There are barriers to entry when bidding for these contracts, on top of the high bid costs. These are the lack of transparency in the weighting given to selection criteria and the emphasis on local experience. The report’s Recommendation 8: In selecting a successful bidder, governments should not weight local experience any more heavily than is justified to provide infrastructure at the lowest long-term cost. Governments should publish weightings of the criteria used to select the winning bid for a contract. The Grattan Institute is strongly opposed to ‘market-led proposals’ from contractors, and strongly in favour of open tendering. The state with the highest transparency rating is NSW, also the state with the most contracts with new international entrants. 




The report collects data on 51 projects over $1 billion in Australia since 2006. Their dataset of transport infrastructure projects includes 177 contracts worth more than $180 billion (in December 2020 dollars). That data makes this an important contribution to the debate about construction industry policy in Australia, to the limited extent that there is such a debate. A couple of decades ago this data would have been published by the Commonwealth, by the Department of Industry or similar organization, and incorporated into the procurement guides being developed by the Australian Procurement and Construction Council and related State agencies. The report concludes “these guidelines leave a great deal of room for subjectivity in the choice of contract type. Although some of the state guidelines and decision-support documents are quite detailed, none go so far as to prescribe a rigorous and systematic methodology for procurement strategy selection.”

 

This raises the awkward question of who the report is addressing.

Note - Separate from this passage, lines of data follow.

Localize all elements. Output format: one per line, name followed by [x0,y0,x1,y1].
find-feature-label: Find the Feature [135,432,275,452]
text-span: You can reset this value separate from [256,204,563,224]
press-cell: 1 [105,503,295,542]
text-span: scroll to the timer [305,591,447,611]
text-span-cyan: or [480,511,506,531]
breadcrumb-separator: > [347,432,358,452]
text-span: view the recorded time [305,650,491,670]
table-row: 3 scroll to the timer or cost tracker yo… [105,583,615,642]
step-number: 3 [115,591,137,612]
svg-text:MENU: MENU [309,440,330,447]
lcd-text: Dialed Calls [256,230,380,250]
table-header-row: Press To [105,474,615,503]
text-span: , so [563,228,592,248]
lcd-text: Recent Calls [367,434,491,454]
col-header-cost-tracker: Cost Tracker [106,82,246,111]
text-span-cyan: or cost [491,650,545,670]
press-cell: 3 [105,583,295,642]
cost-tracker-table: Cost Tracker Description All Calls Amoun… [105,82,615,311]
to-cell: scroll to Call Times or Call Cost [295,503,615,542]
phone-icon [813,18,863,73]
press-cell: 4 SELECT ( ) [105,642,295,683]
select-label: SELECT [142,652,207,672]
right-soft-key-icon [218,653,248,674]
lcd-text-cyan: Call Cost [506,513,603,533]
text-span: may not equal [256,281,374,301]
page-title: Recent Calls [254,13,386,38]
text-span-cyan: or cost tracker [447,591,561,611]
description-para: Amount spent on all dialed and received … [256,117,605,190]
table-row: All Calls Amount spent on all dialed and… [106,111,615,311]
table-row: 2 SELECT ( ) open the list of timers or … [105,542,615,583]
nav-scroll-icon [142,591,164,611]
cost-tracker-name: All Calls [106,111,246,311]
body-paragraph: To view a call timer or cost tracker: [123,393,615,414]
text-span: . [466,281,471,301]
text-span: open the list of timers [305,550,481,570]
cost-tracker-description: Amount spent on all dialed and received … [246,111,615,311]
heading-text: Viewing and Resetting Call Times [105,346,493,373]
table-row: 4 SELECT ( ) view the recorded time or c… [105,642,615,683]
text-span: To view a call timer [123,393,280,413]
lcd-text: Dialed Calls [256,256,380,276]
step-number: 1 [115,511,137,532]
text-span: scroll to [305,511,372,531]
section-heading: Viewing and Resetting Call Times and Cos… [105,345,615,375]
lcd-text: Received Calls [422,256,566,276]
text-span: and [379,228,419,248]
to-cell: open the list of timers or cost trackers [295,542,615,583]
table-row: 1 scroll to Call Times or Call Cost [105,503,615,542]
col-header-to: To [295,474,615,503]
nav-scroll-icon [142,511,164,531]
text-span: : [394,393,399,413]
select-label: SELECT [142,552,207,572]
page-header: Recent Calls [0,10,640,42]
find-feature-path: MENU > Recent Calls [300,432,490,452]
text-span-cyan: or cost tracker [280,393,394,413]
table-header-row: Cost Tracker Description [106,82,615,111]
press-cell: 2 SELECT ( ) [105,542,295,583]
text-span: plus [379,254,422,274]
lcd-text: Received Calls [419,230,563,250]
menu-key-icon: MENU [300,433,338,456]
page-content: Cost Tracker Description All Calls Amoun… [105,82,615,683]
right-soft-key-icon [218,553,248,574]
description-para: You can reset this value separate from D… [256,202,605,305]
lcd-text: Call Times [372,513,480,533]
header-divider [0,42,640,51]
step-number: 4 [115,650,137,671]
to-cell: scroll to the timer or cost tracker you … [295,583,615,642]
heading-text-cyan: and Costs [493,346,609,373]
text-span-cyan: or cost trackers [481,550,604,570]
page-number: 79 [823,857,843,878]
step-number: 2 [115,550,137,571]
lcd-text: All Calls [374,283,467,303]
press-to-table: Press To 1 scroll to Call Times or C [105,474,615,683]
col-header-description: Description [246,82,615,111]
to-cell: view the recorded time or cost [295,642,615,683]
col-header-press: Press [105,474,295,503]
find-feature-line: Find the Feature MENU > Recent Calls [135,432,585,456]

The fundamental problem is the politicization of the project selection process not the cost of delivery, Australian construction is not expensive by international standards. The recommendations address the problem obliquely by highlighting improvements in procedures and processes, all of which have merit, but not considering alternatives such as the role an independent authority could play or national coordination of procurement and other regulatory systems. In this it was something of a missed opportunity

 

 State and Federal budgets have billions in unallocated funds for projects at all levels (community sports grants, local and regional infrastructure) and for major projects the Commonwealth has Snowy Hydro, the NAIF, the Murray-Darling Basin Plan etc etc. These projects, large and small, shovel money out the door with little or no accountability and there is no evidence that politicians are interested in change at this time.